At first, the explanation given was that there was a bug in the software that allowed hackers into the exchange that saw them walk off with millions of dollars from the Mt.Gox user base.
Karpeles, who at his peak, was living large as the head of the most successful Bitcoin exchange, was arrested twice in 2015 for embezzlement, but he was released on bail and has been awaiting trial since then.
Karpeles was renowned for living large, staying in a $11,000 per month penthouse and reportedly spending money with reckless abandon, including on prostitutes
Calling it quits
Mt. Gox soon filed for bankruptcy after this major scandal to try and protect themselves from a slew of angry investors and customers. The effect of this misappropriation of funds left a huge dent in the confidence of digital currencies and saw a crash in its price.

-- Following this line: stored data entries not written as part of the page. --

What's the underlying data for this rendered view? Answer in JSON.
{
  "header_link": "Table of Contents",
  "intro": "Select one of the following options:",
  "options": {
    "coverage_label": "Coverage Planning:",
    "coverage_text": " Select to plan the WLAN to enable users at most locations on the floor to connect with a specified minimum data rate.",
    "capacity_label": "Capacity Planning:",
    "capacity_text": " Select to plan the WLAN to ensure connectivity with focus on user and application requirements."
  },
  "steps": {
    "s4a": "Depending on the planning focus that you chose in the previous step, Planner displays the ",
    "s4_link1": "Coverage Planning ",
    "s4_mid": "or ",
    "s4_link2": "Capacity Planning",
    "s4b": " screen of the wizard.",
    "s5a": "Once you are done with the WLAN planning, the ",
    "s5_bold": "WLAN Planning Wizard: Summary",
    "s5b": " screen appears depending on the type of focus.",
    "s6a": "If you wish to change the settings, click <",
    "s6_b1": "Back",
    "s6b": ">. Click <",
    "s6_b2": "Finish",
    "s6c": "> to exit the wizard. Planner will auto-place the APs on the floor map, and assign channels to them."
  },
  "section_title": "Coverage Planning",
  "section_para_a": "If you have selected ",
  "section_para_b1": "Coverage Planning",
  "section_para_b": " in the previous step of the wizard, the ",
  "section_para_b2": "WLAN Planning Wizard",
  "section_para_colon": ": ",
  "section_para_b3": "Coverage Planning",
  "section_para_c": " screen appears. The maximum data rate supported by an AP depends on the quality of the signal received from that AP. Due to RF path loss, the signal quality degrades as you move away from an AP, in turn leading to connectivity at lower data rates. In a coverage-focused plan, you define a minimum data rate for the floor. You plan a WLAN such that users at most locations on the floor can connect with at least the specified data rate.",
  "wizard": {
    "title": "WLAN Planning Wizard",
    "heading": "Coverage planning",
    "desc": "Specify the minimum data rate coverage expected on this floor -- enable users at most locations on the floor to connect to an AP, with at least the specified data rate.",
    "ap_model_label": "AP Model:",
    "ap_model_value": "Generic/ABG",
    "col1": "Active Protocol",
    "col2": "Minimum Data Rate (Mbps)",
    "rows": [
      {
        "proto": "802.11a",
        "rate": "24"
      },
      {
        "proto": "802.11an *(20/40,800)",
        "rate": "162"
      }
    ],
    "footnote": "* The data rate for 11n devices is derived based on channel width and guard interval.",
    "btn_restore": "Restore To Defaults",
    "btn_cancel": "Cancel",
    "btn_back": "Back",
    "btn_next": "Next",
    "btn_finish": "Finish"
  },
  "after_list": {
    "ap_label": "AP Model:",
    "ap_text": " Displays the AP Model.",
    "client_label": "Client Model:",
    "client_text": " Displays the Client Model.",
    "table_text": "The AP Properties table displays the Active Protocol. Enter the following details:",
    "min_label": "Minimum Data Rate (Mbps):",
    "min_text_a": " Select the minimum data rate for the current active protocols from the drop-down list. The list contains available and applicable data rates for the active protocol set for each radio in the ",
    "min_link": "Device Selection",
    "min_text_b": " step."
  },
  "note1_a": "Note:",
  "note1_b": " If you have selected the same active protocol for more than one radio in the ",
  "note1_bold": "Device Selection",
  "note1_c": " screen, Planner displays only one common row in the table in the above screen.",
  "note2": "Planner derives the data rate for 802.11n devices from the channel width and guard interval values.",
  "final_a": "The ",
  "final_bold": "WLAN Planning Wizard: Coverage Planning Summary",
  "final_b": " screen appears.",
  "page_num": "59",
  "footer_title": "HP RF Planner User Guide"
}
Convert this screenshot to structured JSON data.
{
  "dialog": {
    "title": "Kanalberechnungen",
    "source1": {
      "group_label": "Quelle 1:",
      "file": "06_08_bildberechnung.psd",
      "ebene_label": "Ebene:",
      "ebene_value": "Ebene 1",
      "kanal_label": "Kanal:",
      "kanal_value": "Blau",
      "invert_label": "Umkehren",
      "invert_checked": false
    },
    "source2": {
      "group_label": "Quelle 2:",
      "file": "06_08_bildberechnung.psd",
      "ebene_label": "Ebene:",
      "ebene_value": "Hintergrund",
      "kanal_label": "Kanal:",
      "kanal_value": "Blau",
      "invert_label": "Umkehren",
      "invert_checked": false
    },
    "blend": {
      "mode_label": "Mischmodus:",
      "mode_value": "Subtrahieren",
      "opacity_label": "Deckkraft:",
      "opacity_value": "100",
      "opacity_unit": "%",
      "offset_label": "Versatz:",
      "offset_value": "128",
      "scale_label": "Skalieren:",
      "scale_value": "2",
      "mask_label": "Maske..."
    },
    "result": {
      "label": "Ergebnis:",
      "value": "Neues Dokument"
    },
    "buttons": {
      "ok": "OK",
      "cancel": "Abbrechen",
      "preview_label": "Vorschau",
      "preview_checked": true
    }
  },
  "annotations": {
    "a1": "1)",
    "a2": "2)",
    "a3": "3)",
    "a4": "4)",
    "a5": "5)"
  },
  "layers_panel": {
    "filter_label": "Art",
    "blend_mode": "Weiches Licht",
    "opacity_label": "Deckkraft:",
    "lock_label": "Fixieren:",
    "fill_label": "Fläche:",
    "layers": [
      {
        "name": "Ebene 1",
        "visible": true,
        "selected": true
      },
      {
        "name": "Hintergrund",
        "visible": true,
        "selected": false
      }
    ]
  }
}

Following the pressure and demands for the return of funds to customers, Karpeles came forward and said he had found some of the missing coins on a cold storage device, 200,000 in all.
Not justice for all
Unfortunately, the focus on the trial will not resolve all the issues that have arisen from the disappearance of the funds, in fact, it will do very little to aid those affected by the disappearance.
Kolin Burges, and investor from Britain that was stung by the Mt.Gox hack, admits that the trial is the right thing, but probably won’t ease those who were at ground zero.
"The charges only cover a subset of the issues which were happening at MtGox, so I don’t expect that we will find out most of the information we want to know.”
“I’ve not had any back yet, but hopefully, eventually all the creditors will get a small percentage of their money back from the bankruptcy distribution," Burges said.
Karpeles has been implicated in hacking and price manipulation before. In 2010, after writing in a blog his aversion to cybercrime, the Mt. Gox CEO was sentenced in a Paris court to a year in prison in absentia for hacking. He was currently living Tokyo and involved in Bitcoin at the time.